Pimaly - 10 octobre 2022 13:07

Temps de lecture : 3 min

La ritournelle de l’exilé crachant sur nos démocraties occidentales après avoir fui l’islamisme de son pays d’origine est obscène.

Des femmes courageuses ôtent leur voile en Iran et c'est en France que certains s'en retrouvent tout nus. Comment est-ce possible ? Par effet d'éclairage sur les fausses opinions, sur les procès en islamophobie qu'on oppose à la France mais dans le confort, le luxe, la démocratie. Car, aujourd'hui, les Iraniennes montrent ce que coûte la liberté, le courage, la foi en son propre corps.

La facture de l'islamisme est là : la mort et la privation. Elle est montrée à bout de bras. Et ceux qui, ici en France, prônent la liberté en la voilant, l'identité en reculant et le communautaire en choisissant de se taire, les voilà dénudés, exposés dans leur intime conviction monstrueuse et lâche.

L'Occident libre

L'islamisme n'est pas une identité ni du décolonial stylisé, c'est une perte de liberté, un califat, chiite ou sunnite, qui fait peser sur les têtes des femmes et des hommes des ayatollahs aux pouvoirs divins.
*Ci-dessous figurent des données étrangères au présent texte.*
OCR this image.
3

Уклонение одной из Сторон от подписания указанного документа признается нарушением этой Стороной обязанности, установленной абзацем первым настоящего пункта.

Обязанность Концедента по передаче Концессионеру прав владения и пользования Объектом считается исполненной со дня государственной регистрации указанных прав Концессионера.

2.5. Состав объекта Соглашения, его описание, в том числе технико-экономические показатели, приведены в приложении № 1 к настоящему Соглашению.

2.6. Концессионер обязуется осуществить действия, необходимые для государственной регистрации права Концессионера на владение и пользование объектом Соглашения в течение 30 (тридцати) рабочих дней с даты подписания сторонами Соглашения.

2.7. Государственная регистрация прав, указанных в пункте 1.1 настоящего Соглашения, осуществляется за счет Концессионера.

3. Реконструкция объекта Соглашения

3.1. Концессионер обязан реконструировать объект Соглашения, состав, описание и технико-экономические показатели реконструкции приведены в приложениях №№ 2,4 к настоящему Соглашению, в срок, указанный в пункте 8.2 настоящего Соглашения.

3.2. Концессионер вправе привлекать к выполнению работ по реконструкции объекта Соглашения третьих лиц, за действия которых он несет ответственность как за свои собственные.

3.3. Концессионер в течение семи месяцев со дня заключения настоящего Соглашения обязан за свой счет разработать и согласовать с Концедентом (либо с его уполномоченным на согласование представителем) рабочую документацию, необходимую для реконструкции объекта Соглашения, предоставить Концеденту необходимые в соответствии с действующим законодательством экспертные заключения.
L'auteur lit, à l'instant, les déclarations scabreuses d'une jeune autrice algérienne qui a fui l'islamisme d'Alger des années 1990, qui a choisi de préserver sa liberté au-delà de la nationalité, de se vêtir comme elle le veut et de se parfumer selon ses rêves, et qui aujourd'hui accuse la France qui l'accueille et la libère.

Que se passe-t-il vingt ans plus tard en France pour elle après avoir quitté Alger ? Elle dénonce l'islamophobie, le néocolonialisme, l'extrême droite dans le pays au bras large. Elle le peut, car en Occident tout est possible, y compris cracher sur la démocratie. Mais c'est fait au moment même où des Iraniennes tombent sous les balles ou croupissent en prison pour avoir revendiqué le droit au corps.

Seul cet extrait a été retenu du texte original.